The good news is that the church records of the Catholic Church of Kaltbrunn (Katholische Kirche Klatbrunn, Sankt Gallen) are on microfilm at the Family History Library near where I live, in Salt Lake City, Utah. That means I don't have to go to Switzerland (though I still want to some day) to look at them.
The bad news is that these microfilms are a pain to work with. The only way to read them is on a microfilm reader. To do so the film has to be rolled one page at a time between the reel and the take-up reel below a light that projects the image of one page on a tabletop screen in a darkened room.
It is hunt and peck to find the name Kleger. When the name is found, then the old German script has to be deciphered, and I really struggle with that. Also, there are many Klegers (also spelled Kläger even on the same record) in Kaltbrunn and it takes some detective work to figure out how each are related.
Bless the priests that had nice handwriting and knew how to dip their pens in the ink so as not to get ink blots. One can tell by looking at the records that the same priest was the scribe for many years. Then wham, the handwriting changes. Darn the priests who had sloppy handwriting with blotches and spots!
It is possible to get an image of the microfilm page at the library, but that involves taking the film off of the reader on two reels, taking it to a microfilm scanner, threading the film between the two reels onto the scanner, finding the image, enlarging it on the attached computer, and taking the image.
It will take a while, and several trips to the Family History Library to start to put together the different families! On this film there are baptism, confirmation, marriage and burial records.
Following is a page I scanned from the end of one of the two microfilm rolls (#949823). This is a unique record, called "Familienbucher, 1846". It is a "family book", kind of like a census taken in 1846 of families in the parish. There are only 2 years of these census; 1846 and 1866.
It seems the person recorded (with the exception of parents) had to be alive at the time of the census, as not all of the children I know of are listed here. However, there are death dates listed that are much past 1846, so apparently the priest went back at the time of the death and entered the death date.
This is the record of Peter Paul Kleger as head of household in 1846.
It says, from top to bottom:
Parents: Kläger, Johann George and Theresa Stoop
Head of Household: Kleger, Peter Paul, day laborer, born 1785 June 29, died 1849 January 31
Spouse: Maria Barbara Fäh
Joseph Mang, born 1816 January 23
Catharina Aloisia, born 1818 October 16, died 1859 April 19
Catharina Barbara, born 1821 Dec. 14, died 1851 April 22
Johannes Vincentius, born 1823 October 20, died 1881 Nov 18
You read those names with ease, right?
Fortunately, the Peter Paul is easy. I had to have help with his mother's name, it looks like "Yerefia Nooz" to me. In fact, the experts I consulted at the help desk disagreed - not on Theresa, but on the surname - and "Stoop" seems to be the consensus.

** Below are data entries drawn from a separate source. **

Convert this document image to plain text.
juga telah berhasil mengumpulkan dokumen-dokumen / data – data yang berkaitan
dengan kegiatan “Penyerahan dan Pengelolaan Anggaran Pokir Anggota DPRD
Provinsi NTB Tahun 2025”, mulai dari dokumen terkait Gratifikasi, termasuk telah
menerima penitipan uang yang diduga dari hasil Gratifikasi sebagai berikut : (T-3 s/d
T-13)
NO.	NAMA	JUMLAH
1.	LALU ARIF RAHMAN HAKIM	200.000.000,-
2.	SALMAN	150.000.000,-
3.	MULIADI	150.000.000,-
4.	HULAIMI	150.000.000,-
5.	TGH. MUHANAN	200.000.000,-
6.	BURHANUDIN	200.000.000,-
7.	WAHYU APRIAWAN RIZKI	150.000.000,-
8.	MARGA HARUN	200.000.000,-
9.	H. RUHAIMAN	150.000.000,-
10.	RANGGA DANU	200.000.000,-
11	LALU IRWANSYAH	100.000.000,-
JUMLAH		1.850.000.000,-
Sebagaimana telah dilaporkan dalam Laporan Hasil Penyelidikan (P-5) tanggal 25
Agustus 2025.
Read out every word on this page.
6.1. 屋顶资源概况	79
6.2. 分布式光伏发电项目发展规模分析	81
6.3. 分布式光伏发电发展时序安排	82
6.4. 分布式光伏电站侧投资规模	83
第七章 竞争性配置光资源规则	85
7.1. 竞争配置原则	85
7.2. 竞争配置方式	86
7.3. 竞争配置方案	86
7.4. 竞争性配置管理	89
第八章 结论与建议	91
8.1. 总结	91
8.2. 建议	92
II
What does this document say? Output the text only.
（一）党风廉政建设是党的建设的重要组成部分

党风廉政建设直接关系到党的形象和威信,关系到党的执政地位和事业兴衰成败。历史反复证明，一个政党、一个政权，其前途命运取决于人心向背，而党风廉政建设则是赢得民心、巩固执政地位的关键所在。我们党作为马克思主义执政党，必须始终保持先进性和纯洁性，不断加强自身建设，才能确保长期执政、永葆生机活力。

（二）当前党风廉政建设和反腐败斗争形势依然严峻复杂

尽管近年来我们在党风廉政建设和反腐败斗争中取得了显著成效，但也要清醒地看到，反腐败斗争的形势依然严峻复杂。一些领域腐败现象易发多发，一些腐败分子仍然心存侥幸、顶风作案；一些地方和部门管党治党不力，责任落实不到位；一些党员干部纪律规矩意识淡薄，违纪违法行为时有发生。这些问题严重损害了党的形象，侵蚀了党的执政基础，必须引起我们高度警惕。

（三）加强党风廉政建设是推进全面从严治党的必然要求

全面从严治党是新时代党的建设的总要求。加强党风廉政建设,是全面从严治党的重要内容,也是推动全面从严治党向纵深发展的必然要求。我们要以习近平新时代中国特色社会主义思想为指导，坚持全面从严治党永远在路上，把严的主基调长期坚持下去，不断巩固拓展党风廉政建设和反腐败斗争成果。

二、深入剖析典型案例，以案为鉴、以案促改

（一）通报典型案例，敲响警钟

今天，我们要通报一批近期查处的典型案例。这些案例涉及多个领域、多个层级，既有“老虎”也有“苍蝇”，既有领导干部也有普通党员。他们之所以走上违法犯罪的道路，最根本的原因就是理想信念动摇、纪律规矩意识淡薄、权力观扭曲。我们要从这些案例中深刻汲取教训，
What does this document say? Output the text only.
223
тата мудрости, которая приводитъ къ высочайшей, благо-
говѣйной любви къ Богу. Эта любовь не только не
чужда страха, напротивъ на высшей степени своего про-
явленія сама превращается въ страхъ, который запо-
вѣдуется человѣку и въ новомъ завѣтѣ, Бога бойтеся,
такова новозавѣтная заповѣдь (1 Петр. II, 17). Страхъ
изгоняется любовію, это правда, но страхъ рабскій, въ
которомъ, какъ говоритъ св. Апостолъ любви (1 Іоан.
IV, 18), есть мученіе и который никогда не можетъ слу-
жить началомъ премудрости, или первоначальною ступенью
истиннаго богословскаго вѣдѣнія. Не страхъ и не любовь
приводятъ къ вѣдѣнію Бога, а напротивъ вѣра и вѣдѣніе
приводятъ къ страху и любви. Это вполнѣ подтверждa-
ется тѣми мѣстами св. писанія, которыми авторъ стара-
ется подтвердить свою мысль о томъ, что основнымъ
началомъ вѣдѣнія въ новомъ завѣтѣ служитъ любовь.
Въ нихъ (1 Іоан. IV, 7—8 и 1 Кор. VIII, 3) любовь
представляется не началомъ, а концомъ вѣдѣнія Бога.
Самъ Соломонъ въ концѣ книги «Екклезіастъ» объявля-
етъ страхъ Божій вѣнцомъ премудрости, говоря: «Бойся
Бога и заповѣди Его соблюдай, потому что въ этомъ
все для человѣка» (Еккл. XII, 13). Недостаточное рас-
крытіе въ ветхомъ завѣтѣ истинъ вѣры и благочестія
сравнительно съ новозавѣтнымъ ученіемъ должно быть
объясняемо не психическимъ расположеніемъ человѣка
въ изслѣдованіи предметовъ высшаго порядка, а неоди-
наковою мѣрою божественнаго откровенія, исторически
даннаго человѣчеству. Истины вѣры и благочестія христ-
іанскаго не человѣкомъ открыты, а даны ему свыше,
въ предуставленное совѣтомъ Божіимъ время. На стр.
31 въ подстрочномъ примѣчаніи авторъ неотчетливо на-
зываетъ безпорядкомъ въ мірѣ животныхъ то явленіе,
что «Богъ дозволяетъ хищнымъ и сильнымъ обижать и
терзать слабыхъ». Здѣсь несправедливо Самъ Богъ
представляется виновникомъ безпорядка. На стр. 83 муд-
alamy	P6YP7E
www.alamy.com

I don't think I would have ever concluded "Vincentius" for the second name of the last child listed! Old German script is very different from what we are used to reading!
The oldest child is Joseph Mangus Kleger, who is my great great grandfather. So Peter Paul Kleger and Maria Barbara Fah are my great great great grandparents, with Johann George Kläger and Theresa Stoop being my great times 4 grandparents.
Very faintly, on the far right side of this page (I didn't get that part on this image), it says next to Joseph Mangus' and Johannes Vincentius' a penciled-in word: "Amerika". We know Joseph immigrated, to St. Louis in 1846. But apparently a brother of his also immigrated. He is not listed on the same passenger list as Joseph, and I have not run across a Johan or John or Vincent Kleger in my Franklin County, Missouri research.
So a brother of Joseph's immigrated too!! I would like to find out more about where he went and what happened to him. I also wonder - what name did he go by in "Amerika"?